Is It Time to Switch to Bun?

Jan 16 · 5 mins

So Bun is a new project that describes itself as:

"An all-in-one toolkit for JavaScript and TypeScript apps. At its core is the Bun runtime, a fast JavaScript runtime designed as a drop-in replacement for Node.js. It’s written in Zig and powered by JavaScriptCore under the hood, dramatically reducing startup times and memory usage. The bun command-line tool also implements a test runner, script runner, and Node.js-compatible package manager."

Hmm… sounds interesting. And surely the benchmarks shown on the website are super impressive. And they just released version 1.0 a few months ago. But is it ready for you and me? I don’t know about you, but for me, the was a few things preventing me from trying it out at first:

Cross-platform support

I use a Mac, but I also use a Windows machine for work. So I need a tool that works on both platforms. And Bun is not available on Windows yet.

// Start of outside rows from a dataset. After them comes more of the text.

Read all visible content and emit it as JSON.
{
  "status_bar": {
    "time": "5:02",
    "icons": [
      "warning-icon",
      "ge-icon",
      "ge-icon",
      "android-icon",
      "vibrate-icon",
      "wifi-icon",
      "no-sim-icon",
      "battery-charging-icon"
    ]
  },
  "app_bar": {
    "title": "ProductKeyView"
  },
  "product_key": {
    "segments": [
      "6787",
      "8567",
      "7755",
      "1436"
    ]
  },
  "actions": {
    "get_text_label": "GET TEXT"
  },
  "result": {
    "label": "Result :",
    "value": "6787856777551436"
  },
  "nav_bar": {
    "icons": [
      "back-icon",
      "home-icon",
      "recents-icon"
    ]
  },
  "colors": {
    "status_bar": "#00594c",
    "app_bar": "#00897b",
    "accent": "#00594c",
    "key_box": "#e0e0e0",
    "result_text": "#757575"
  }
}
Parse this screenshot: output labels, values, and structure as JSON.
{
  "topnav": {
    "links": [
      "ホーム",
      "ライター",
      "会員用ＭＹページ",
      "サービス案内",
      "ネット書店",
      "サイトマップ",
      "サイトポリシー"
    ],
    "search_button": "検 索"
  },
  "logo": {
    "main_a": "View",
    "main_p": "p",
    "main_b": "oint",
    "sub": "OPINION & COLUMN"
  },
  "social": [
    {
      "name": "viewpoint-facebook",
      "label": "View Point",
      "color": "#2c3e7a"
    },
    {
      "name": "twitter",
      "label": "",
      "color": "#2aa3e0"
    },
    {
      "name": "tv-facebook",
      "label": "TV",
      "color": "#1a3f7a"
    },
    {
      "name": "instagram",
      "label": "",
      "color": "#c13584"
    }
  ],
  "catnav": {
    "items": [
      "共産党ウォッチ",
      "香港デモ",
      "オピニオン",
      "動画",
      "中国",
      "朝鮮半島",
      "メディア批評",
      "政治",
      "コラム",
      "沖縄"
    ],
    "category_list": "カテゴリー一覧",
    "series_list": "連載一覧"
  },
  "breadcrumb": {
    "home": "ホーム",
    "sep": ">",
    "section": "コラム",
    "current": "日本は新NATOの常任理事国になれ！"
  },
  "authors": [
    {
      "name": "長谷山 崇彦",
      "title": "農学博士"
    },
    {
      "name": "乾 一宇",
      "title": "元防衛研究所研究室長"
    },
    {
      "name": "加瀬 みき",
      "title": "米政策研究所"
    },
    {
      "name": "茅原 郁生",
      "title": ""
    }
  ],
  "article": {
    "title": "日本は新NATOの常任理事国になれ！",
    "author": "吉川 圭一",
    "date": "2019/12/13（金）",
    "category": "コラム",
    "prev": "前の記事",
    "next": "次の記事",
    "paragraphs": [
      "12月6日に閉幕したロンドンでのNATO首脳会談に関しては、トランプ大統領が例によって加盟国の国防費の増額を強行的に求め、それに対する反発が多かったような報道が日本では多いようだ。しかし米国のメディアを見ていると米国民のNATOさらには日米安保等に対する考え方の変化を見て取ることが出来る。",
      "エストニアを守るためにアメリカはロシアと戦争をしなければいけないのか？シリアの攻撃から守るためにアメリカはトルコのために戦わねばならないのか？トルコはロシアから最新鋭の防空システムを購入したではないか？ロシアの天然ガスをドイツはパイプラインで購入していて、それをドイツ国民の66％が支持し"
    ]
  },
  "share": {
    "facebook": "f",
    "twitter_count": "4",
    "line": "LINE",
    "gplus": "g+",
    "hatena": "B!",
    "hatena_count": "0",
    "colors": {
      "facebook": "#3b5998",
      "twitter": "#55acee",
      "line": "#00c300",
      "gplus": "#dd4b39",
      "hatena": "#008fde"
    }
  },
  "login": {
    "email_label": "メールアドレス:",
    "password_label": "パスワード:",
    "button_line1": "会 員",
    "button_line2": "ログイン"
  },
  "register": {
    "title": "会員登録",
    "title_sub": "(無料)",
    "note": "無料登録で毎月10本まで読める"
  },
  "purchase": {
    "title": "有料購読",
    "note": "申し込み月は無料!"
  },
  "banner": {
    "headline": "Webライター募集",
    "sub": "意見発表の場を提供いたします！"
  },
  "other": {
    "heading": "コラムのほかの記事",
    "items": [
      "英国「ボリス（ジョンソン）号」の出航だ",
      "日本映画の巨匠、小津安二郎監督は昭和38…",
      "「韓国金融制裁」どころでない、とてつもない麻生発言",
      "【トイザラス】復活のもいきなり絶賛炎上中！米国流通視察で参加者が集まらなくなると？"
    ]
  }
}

I know the team do mention about using it with WSL but in a work machine, there are a lot of restrictions, so WSL is not really an option. But you must be asking, if Windows support is such a deal breaker, then why am I writing this article? Well, luckily, the team does provide a "limited, experimental native build for Windows" now, so this might not be a problem in the near future.

Online services that support it

If you host your sites on services like Netlify, Vercel, or Cloudflare Pages, then you must consider whether they support Bun or not. For me, I currently use Cloudflare Pages, and luckily, they do support Bun in their V2 build system. And I think Netlify and Vercel also already support it.